An important limitation to these methods is that a single day’s intake cannot be used to study distributions of dietary intake because on any one day, an individual’s diet can be unusually high (e.g. a celebratory meal) or unusually low (e.g. a sick day). These days are not representative of an individual’s usual intake even though they may be perfectly recorded. This day-to-day variation in intake is a type of random variation that does not bias the estimation of mean intake for a group.
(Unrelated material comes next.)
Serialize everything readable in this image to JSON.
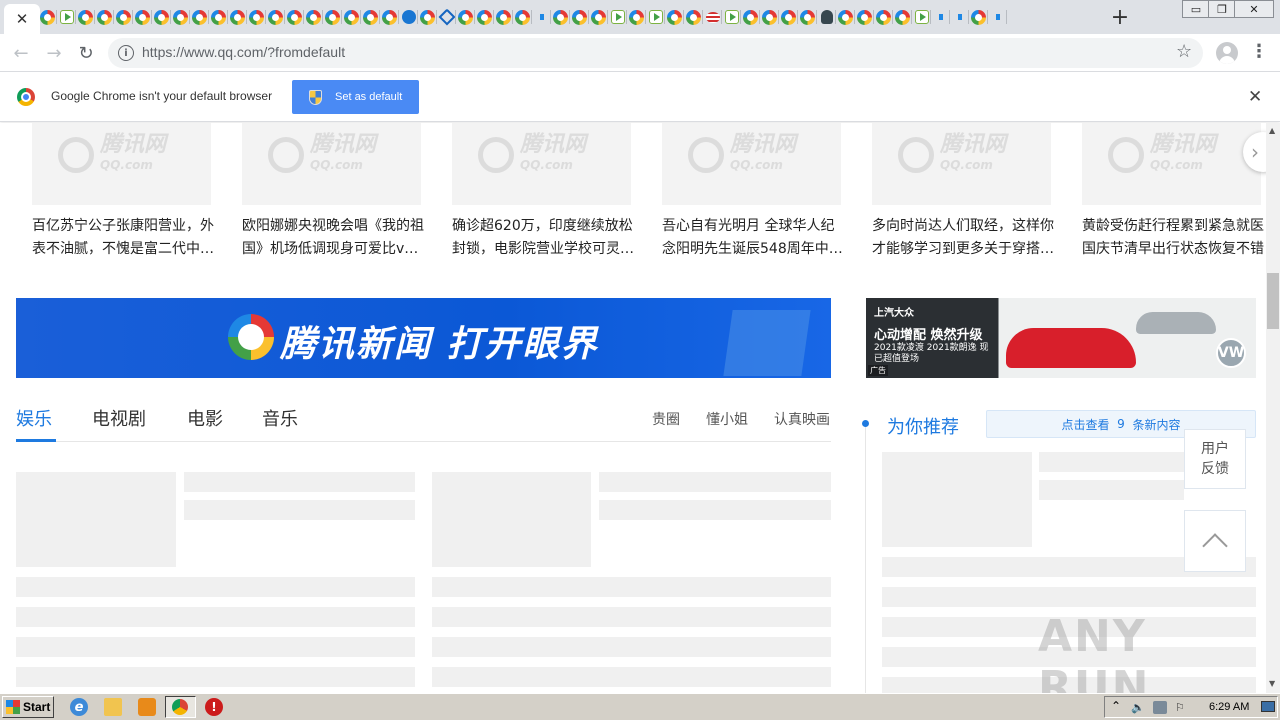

However, this variability does result in an increased distribution of observed intake (i.e. a wide standard deviation), as shown in Figure 3.2. These issues need to be considered whenever data from a single day’s intake are presented. For example, when looking at the distribution of energy intake in Figure 3.2(a), it is important to remember that the unit of observation is days, not individuals. Therefore, it is correct to conclude that on 2.3% of days, individuals consumed less than 1000 kcal. However, it is incorrect to conclude that 2.3% of individuals usually consume less than 1000 kcal. As shown in Figure 3.2(b), when a mean of 6 days of intake is used to estimate dietary intake, there are no observations below 1000 kcal.